1/La plupart des recherches attributionnelles menées en contexte scolaire (voir Weiner 1980) révèlent que l’attribution d’un résultat à une cause stable, interne et incontrôlable comme les capacités, est presque toujours à l’origine des phénomènes d’échec scolaire, du fait que, lorsque survient un résultat insatisfaisant (aussi anodin soit-il), l’élève tend à mettre en cause ses propres capacités, et que la chute des expectations qui en découle l’engage dans un cercle vicieux (où la crainte d’évaluations négatives humiliantes l’oriente vers des conduites inadaptées qui en retour inhibent sa motivation donc ses acquisitions — augmentant du même coup ses échecs effectifs et son sentiment d’incapacité). Nous verrons plus bas comment, en assimilant l’apprentissage musical au dépistage ou au contrôle d’aptitudes d’oreille supposées innées ou peu contrôlables, le milieu musical établit sur ce point un contexte particulièrement défavorable. 2/Vers la fin de l’école primaire (c'est-à-dire vers 10-11 ans), il se produit une évolution importante des processus attributionnels: alors que l’enfant expliquait jusque-là les

résultats d’une action par l’effort mobilisé pour l’accomplir, il tend désormais à privilégier, dans ses explications, les propriétés des choses ou des personnes — c'est-à-dire que le facteur capacité prime désormais dans ses attributions sur le facteur effort (voir: Covington 1984, ou, en musique, Asmus 1986b). On comprend alors facilement ce qui se passe du point de vue des expectation à cet âge: celui qui plonge dans la mare au canards pendant l’enfance peut faire plein de fausses notes sans la moindre appréhension (l’évaluation de ses aptitudes ne le préoccupe pas); inversement, celui qui y barbote un peu plus tard s’y sent nettement moins à son aise: ses expectations seront d’emblée fragilisées, et il risque de limiter des tâtonnements pourtant nécessaires à son apprentissage par crainte d’une évaluation négative de ses aptitudes.

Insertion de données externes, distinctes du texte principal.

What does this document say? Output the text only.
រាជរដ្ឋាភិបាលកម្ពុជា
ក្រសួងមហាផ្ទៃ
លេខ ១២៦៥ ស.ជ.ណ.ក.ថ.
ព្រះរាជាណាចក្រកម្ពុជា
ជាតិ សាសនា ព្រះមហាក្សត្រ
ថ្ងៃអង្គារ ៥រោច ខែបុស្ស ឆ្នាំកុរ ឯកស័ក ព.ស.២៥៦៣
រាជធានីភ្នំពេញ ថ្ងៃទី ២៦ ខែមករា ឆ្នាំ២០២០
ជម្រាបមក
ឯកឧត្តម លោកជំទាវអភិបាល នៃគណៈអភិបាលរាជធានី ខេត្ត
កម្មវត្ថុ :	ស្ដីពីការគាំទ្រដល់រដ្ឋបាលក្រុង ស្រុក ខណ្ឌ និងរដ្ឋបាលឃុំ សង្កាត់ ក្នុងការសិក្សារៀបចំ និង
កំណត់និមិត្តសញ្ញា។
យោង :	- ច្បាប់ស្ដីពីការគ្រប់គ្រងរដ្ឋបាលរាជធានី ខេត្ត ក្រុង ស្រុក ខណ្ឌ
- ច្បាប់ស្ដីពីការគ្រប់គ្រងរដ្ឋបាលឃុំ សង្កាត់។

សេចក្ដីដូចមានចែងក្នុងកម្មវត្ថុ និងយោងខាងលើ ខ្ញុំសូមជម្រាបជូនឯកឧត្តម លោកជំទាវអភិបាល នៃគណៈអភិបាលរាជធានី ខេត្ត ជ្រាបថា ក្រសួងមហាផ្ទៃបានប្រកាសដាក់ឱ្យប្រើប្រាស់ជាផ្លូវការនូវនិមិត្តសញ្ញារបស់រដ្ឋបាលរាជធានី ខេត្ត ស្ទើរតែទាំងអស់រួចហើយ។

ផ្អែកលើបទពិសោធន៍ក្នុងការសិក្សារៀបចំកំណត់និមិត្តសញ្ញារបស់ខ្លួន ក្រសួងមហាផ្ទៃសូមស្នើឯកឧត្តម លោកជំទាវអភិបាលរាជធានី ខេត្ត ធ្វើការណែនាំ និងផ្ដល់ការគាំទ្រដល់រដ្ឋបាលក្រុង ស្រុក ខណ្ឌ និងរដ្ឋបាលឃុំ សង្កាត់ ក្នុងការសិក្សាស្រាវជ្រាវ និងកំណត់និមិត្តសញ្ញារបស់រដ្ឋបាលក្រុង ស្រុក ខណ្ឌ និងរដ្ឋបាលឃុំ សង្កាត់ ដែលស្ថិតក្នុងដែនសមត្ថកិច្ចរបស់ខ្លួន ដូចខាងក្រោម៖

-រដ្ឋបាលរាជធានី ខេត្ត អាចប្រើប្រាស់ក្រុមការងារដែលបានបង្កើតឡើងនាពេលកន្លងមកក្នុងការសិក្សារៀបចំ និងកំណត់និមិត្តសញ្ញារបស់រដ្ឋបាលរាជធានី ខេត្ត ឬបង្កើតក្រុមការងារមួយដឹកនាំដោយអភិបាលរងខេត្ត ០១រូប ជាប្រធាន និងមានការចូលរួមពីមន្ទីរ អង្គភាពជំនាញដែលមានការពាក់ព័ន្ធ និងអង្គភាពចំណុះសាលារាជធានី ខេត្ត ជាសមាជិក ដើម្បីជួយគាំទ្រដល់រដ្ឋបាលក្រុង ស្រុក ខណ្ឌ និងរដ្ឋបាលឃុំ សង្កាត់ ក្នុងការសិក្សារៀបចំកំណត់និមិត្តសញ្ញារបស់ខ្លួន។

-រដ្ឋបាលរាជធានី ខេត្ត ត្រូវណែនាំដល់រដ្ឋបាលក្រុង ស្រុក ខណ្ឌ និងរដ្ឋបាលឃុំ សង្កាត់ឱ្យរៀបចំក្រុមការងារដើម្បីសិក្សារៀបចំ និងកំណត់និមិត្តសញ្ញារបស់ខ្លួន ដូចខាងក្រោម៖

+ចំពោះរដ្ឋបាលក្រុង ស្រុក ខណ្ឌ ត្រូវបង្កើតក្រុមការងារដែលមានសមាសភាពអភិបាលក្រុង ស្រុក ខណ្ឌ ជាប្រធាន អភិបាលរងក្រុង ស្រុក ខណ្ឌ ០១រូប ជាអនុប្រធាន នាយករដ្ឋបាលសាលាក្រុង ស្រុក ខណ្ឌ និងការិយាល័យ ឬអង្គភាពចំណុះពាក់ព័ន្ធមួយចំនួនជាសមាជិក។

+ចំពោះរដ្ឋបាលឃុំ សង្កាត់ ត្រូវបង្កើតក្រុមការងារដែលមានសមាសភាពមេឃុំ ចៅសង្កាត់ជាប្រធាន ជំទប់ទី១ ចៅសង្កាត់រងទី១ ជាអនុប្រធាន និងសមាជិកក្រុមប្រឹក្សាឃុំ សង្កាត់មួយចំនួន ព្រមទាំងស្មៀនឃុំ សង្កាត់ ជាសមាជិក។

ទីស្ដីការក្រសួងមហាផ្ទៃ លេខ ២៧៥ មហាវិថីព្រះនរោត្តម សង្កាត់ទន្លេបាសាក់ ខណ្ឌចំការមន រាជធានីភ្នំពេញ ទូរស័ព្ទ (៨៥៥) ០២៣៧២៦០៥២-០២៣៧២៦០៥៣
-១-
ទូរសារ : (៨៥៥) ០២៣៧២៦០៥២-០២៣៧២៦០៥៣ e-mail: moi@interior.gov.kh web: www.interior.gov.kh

Ces problèmes, qui concernent en premier lieu les expectations, rejaillissent alors sur la valence compte tenu des nombreuses interactions qui lient ces deux dimensions: en cas de faibles expectations apparaît une réaction de défense de la personnalité qui, soit dévalorise l’ensemble de l’activité musicale pour éviter d’aimer un but que l'on pense ne plus jamais pouvoir atteindre (érosion de la valence), soit l’idéalise à un point tel que l’incapacité de l’individu en devienne acceptable (ces interactions, proposées par les théories de l’apprentissage social, seront développées plus bas).